For in a single hour your judgment has come.”
And the merchants of the earth weep and mourn for her, since no one buys their cargo anymore, cargo of gold, silver, jewels, pearls, fine linen, purple cloth, silk, scarlet cloth, all kinds of scented wood, all kinds of articles of ivory, all kinds of articles of costly wood, bronze, iron and marble, cinnamon, spice, incense, myrrh, frankincense, wine, oil, fine flour, wheat, cattle and sheep, horses and chariots, and slaves, that is, human souls.
“The fruit for which your soul longed
has gone from you,
and all your delicacies and your splendors
are lost to you,
never to be found again!”
The merchants of these wares, who gained wealth from her, will stand far off, in fear of her torment, weeping and mourning aloud,
“Alas, alas, for the great city
that was clothed in fine linen,
in purple and scarlet,
adorned with gold,
with jewels, and with pearls!
For in a single hour all this wealth has been laid waste.”

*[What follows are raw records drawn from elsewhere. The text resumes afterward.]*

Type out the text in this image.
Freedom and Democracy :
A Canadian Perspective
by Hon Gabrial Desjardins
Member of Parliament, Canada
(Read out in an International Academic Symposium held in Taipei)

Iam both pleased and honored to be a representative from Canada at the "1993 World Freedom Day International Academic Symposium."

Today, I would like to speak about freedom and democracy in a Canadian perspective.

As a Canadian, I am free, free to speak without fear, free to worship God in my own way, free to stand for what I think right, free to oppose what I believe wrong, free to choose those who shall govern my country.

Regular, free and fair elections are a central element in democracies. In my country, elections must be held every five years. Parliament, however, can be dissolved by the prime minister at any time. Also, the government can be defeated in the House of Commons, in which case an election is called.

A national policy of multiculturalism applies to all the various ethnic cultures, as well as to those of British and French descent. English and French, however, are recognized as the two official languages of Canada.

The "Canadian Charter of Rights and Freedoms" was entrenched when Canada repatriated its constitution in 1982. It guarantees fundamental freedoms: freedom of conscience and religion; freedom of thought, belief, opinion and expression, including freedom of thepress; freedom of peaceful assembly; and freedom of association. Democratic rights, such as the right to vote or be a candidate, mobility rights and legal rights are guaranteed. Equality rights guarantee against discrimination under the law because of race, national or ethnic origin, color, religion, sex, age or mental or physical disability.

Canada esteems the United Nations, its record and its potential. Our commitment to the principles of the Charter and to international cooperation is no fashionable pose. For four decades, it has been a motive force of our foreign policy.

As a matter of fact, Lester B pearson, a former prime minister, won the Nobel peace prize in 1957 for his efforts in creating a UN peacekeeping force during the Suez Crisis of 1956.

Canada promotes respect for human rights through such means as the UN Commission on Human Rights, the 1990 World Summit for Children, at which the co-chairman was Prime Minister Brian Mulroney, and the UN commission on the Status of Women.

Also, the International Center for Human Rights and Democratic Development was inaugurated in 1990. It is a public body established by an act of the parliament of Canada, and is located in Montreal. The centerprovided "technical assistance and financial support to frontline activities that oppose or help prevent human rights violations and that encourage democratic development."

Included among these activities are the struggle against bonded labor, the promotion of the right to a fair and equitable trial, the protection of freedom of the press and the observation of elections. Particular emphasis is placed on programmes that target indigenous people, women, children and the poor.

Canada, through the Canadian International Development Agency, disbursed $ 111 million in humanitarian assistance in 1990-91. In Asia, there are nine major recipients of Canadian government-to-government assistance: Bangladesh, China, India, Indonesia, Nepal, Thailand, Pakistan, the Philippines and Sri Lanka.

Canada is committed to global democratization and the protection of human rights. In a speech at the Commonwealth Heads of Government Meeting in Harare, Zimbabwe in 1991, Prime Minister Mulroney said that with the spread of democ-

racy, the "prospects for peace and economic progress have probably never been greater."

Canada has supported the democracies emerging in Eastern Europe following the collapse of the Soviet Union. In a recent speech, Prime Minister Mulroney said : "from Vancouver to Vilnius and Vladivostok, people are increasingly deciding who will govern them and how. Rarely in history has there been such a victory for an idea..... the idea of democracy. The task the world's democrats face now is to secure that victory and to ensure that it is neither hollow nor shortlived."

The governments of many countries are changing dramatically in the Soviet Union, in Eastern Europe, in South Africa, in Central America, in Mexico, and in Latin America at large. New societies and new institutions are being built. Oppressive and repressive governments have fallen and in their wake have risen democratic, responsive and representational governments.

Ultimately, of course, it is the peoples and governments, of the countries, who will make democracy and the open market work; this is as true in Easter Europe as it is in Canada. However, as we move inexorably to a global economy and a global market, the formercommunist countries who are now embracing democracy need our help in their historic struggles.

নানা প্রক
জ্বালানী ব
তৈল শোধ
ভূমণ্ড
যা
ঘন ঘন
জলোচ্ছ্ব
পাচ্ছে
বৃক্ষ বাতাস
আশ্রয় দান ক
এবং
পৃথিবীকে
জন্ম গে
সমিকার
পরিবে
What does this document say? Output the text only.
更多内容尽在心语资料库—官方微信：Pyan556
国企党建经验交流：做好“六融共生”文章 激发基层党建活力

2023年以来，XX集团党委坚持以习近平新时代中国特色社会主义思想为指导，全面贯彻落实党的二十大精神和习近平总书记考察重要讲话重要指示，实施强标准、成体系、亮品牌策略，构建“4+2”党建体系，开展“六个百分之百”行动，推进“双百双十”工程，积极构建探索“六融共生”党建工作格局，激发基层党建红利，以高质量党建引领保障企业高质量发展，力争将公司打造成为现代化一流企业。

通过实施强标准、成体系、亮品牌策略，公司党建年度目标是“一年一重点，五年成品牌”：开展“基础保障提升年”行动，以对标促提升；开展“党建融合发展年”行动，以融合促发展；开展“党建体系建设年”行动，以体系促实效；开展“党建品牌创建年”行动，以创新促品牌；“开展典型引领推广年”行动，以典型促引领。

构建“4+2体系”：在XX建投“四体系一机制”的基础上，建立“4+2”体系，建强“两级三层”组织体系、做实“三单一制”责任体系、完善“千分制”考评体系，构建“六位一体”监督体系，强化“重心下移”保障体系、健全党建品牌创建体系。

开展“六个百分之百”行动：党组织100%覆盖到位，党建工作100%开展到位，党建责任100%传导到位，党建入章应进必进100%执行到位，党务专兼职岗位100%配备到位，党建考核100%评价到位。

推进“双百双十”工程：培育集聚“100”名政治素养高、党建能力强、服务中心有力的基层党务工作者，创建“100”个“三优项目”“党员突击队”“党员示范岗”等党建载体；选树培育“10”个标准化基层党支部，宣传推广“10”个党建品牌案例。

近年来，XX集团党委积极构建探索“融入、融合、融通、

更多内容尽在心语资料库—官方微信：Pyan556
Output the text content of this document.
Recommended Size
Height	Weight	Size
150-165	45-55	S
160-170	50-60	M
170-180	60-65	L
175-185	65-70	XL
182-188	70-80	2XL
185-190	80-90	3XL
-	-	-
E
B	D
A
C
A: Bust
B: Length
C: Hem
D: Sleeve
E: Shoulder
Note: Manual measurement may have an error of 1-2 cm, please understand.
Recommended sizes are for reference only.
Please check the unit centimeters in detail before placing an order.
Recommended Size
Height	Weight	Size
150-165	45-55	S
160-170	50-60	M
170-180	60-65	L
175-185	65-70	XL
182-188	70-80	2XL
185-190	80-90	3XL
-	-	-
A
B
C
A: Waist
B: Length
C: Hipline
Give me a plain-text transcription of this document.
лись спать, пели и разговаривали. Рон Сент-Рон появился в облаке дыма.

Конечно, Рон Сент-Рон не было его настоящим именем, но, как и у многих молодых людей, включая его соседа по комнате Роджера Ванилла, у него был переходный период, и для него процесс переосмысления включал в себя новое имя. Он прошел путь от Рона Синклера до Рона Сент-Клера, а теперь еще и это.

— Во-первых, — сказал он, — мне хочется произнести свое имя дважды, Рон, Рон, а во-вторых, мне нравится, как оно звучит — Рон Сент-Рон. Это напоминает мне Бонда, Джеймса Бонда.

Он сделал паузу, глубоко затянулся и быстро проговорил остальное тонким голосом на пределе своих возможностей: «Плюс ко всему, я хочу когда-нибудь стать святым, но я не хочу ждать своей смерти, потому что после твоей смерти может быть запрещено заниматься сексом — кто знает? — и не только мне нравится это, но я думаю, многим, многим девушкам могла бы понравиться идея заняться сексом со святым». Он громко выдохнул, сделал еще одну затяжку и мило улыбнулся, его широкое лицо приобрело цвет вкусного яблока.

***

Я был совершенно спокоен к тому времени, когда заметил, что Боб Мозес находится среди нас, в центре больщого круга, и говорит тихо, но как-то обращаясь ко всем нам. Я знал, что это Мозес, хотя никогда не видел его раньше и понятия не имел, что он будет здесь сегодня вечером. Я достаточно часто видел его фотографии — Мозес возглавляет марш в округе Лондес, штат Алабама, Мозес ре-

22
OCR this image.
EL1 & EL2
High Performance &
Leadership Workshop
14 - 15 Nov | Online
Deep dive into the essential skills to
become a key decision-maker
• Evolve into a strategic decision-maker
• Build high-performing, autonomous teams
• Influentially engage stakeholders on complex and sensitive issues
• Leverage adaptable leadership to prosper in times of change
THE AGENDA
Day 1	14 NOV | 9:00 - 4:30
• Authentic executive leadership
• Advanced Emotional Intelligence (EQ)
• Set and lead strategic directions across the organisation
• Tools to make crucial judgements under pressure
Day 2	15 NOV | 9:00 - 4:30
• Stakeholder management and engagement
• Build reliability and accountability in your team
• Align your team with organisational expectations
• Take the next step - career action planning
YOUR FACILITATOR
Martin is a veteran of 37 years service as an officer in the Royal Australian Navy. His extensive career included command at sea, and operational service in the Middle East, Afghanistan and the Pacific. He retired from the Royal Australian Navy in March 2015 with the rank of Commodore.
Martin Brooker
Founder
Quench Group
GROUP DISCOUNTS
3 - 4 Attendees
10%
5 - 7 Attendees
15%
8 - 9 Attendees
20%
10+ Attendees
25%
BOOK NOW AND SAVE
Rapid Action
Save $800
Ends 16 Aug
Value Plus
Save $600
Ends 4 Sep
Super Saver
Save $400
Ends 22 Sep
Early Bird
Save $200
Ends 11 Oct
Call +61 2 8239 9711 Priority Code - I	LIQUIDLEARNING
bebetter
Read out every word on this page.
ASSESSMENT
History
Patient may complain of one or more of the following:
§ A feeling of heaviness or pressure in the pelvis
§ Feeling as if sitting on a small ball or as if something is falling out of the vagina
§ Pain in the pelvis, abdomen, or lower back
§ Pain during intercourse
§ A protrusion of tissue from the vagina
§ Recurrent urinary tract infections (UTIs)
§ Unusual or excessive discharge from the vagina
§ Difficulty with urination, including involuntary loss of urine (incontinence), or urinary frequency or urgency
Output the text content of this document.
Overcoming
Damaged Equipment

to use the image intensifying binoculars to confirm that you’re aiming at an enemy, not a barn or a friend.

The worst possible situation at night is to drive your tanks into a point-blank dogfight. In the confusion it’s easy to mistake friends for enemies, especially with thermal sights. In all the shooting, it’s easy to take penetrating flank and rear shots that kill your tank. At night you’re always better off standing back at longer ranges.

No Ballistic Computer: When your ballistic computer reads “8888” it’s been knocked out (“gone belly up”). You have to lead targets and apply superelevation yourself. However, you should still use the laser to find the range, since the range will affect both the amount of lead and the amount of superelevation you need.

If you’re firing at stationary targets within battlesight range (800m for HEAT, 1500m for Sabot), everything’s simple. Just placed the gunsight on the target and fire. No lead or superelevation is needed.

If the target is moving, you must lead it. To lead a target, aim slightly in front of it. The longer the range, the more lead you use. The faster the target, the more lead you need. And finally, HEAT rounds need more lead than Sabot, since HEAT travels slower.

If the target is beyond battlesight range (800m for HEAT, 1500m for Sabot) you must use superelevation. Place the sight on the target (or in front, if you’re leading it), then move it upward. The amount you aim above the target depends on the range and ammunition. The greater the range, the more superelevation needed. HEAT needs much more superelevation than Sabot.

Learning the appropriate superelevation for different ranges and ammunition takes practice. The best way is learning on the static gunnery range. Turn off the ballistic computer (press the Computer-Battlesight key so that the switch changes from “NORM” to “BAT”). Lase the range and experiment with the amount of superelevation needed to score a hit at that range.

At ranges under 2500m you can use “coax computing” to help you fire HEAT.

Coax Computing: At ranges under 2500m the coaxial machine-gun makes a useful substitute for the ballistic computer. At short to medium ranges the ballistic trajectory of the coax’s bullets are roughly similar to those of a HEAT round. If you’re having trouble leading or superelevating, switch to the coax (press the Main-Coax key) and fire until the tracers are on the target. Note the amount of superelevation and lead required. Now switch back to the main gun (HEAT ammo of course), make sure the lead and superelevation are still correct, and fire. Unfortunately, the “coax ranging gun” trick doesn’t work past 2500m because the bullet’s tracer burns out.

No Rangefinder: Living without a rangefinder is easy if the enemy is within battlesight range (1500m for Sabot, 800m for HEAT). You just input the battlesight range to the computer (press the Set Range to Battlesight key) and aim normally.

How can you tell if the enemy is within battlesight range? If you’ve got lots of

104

And all shipmasters and seafaring men, sailors and all whose trade is on the sea, stood far off 18 and cried out as they saw the smoke of her burning,
“What city was like the great city?”
And they threw dust on their heads as they wept and mourned, crying out,
“Alas, alas, for the great city
where all who had ships at sea
grew rich by her wealth!
For in a single hour she has been laid waste.
Understanding And Applying the Text
This is an interesting section. Here we hear the voices of the wicked. This is unusual in the Revelation. This slows us down and builds tension. But it also tells us about ourselves. It tells us about mankind in general.
The wicked lament and showed even in the middle of judgment they do not ask why. They experience the world falling apart but they don’t ask why. What is the source of the judgment? They only stare and lament at what they lost. That is human behavior.
Whenever we ever we suffer it is never our fault. Our motives are always pure. And even if they weren’t pure they weren’t very bad. We all believe we are pretty good. And after all we can justify almost any action. Even Hitler, Mengele, Himmler et al were able to justify their actions. There are those even today who lament the loss of the 3rd Reich. Yes, we all believe we are the pretty good. Even when we hideously wicked.
Here the wicked kept staring at the city and what they lost. Mankind is not motivated by righteousness. Men are motivated by economics and their own well being. This should make us stop and think about what motivates us. Are we motivated by righteousness? Or are we motivated for our own well being? Pray and continue to pray that God will grant you the ability to be motivated for righteousness.
You make this it strange I break the section where I do. It appear I break it in the middle of a song or poem. Students Greek understand there are no quotation in the Greek. At times it can be confusing as to who is speaking. I take this position. There are two people speaking between verses 19 and 20. I state this because it seems strange to have the sailors suddenly praising God for the destruction of the city Babylon.
Verse 20 is the start of praising God for his judgment. So I believe this is the natural break. And I understand I stand in opposition to the translators. I am very cautious in doing so. But there are other smart men whom I trust that stand with me on this point. e.g. Dr. W. Robert Godfrey.